We invited the photographers to record their own audio, most on their mobile devices, and Gesso took care of the rest! The photographers’ response to participate has been incredible! We’ve been adding about 20 new audio stories every two weeks, and will continue to grow the guide alongside the exhibition.
While still working remotely, Gesso’s platform allowed us to easily create an audio guide that added insight to the variety of experiences represented in the images and matched their intimate tone. Hearing directly from the diverse group of photographers around the world about what they were thinking and feeling at the time they clicked the shutter adds so much depth to the whole exhibition.”
-Sara Ickow, Curatorial Coordinator at the International Center of Photography
Case Study: Queens Museum
The Queens Museum recently recorded two exhibitions, Bruce Davidson: Outsider on the Inside and The Panorama of the City of New York, entirely remotely. Hear it for yourself.
Amy Raffel, Ph.D., Andrew W. Mellon Interpretation Research Fellow at the Queens Museum reflects on the experience,
“The Queens Museum has always wanted to make our exhibitions more accessible with audio content, and now, it’s easier than ever to produce audio tours without relying on expensive equipment. I’ve been able to create ours with just an iPhone and free editing software. Gesso has also played an important part in presenting this new material online, it’s an impressive platform.”
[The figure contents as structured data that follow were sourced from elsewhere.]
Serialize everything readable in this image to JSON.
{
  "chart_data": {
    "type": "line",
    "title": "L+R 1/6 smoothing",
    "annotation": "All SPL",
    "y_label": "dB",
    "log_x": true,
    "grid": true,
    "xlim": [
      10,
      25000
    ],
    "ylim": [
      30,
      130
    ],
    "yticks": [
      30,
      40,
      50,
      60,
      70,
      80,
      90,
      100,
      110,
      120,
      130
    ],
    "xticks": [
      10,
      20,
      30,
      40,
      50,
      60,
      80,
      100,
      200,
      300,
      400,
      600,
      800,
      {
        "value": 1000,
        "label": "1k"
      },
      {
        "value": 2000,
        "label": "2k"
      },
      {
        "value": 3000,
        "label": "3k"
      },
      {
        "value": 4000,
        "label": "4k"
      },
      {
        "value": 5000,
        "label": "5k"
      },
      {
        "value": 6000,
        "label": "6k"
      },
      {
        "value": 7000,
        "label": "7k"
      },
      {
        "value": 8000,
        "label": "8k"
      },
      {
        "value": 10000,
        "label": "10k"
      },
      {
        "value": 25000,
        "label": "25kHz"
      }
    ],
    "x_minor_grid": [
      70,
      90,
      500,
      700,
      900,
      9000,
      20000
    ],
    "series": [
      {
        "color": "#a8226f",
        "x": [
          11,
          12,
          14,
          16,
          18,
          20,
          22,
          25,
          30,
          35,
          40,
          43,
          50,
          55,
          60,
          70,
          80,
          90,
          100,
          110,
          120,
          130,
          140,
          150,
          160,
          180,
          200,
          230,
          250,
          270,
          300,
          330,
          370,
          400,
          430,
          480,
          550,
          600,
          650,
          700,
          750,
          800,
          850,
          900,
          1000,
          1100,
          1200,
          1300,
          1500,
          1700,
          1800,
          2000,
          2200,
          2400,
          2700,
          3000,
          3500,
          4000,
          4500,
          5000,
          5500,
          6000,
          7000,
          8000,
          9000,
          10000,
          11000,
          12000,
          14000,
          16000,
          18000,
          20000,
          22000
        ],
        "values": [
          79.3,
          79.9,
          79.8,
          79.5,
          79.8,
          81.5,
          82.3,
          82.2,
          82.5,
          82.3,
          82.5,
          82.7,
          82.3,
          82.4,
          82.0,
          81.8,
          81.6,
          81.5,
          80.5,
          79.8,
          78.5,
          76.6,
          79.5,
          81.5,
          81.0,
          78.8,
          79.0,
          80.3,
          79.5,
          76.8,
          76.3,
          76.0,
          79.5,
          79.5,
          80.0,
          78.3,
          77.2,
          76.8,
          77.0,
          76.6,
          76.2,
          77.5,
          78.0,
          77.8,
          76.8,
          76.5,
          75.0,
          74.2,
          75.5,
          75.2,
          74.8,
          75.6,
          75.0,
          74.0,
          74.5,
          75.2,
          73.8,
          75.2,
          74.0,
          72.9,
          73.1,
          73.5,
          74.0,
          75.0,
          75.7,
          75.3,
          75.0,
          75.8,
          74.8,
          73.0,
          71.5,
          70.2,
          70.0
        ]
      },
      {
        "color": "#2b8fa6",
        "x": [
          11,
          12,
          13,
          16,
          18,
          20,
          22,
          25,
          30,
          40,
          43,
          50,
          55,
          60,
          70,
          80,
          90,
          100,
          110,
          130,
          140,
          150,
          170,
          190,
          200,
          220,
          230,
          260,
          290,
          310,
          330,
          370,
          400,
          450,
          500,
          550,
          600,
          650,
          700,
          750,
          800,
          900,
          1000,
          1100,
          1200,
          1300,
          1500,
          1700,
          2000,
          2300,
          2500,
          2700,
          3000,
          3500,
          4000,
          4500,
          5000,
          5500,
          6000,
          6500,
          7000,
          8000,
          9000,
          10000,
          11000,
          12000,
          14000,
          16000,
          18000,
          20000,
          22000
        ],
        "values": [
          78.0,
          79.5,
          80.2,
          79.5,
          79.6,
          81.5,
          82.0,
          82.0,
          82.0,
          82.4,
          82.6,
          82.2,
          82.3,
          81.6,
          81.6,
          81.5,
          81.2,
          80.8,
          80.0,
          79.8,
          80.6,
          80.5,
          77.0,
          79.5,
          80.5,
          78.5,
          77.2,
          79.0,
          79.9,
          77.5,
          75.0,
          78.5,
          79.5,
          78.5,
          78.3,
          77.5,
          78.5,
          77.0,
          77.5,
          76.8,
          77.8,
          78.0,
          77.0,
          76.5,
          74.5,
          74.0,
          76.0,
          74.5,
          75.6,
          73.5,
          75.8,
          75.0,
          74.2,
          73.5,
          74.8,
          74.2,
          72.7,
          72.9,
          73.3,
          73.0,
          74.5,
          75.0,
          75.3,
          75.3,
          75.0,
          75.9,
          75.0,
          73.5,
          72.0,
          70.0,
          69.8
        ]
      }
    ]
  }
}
Case Study: The Cultural Services of the French Embassy
In addition to museums, we’ve also used our innovative, straightforward technology with other cultural groups as well including the Cultural Services of the French Embassy. Over this past summer, we worked with the Cultural Services of the French Embassy to create a virtual tour in honor of Bastille Day that highlights the deep bond between our two countries. These stories are told by Deputy Cultural Counselor Hervé Ferrage and Press Officer Mathilde Campergue, illuminating the long history of diplomacy, artistic collaboration, and mutual admiration between France and the United States.